If I have some conditions and assumptions described below:

Dataset (training set & testing set) are both color images

The input of VAE is [batch_size, 3, 256, 256]
VAE has been trained, including an encoder and decoder
The output of the encoder is mu and the log_var, dimension is [batch_size, 256]
The input of the decoder is [batch_size, 3, 256, 256]

The data x to be tested today is [batch_size, 3, 256, 256]

I want to use the algorithm 4. in the VAE paper “Variational Autoencoder based Anomaly Detection
using Reconstruction Probability” to do the anomaly detection, but I don’t know how to define the reconstruction probability function and how can I get mu and log_var via decoder??? (decoder output is a color image)

Note that in the paper the output of the decoder is not just a “point estimator” as in your description (if that is the output of the decoder rather than the input) but a distribution p(x | z) which is assumed to be Gaussian (when the inputs are continuous).

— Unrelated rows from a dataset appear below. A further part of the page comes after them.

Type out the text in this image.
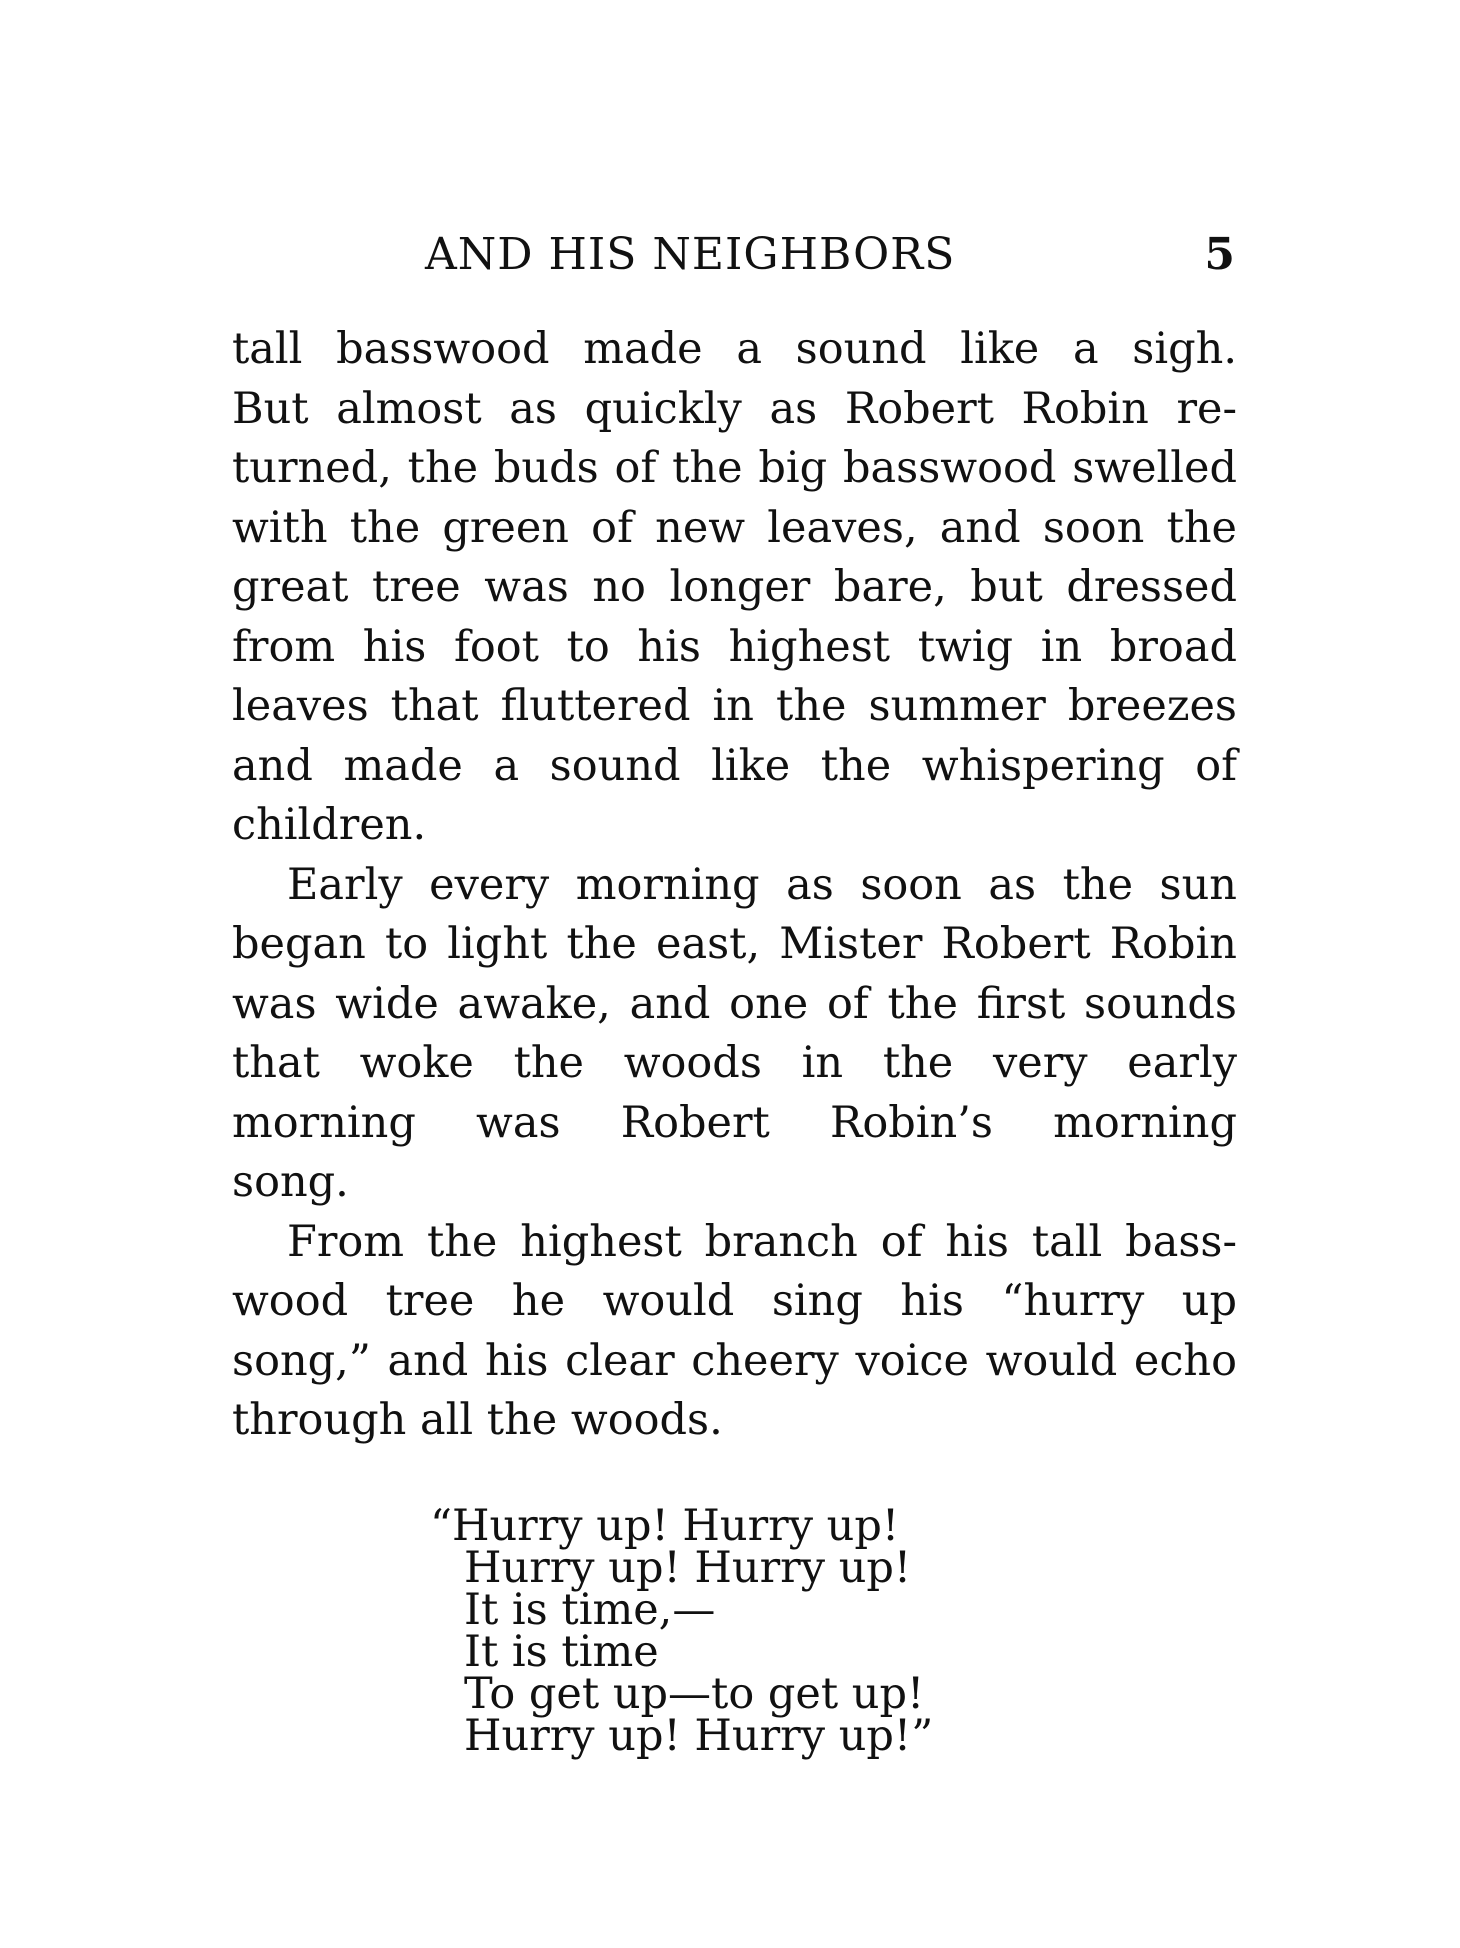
AND HIS NEIGHBORS	5

tall basswood made a sound like a sigh.
But almost as quickly as Robert Robin re-
turned, the buds of the big basswood swelled
with the green of new leaves, and soon the
great tree was no longer bare, but dressed
from his foot to his highest twig in broad
leaves that fluttered in the summer breezes
and made a sound like the whispering of
children.

Early every morning as soon as the sun
began to light the east, Mister Robert Robin
was wide awake, and one of the first sounds
that woke the woods in the very early
morning was Robert Robin’s morning
song.

From the highest branch of his tall bass-
wood tree he would sing his “hurry up
song,” and his clear cheery voice would echo
through all the woods.

“Hurry up! Hurry up!
Hurry up! Hurry up!
It is time,—
It is time
To get up—to get up!
Hurry up! Hurry up!”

So you should have (for example)

encoder input [batch_size, 3, 256, 256]

encoder output mu, log_var as [batch_size, 256]

decoder input [batch_size, 256]

decoder output mean, log_variance of [batch_size, 3, 256, 256]

The reconstruction probability is defined as the likelihood of the input given by the encoder-decoder. As that requires integrating the latents, the latents are sampled from the mu and log_var output by the encoder. Then the likelihood of the input given the decoder with each given latent input is computed and then averaged over the samples.

If you cannot modify your setup to give mean and var as decoder outputs, you might assume a fixed log_var (maybe estimated from “known good” data) and use the output of your decoder as means.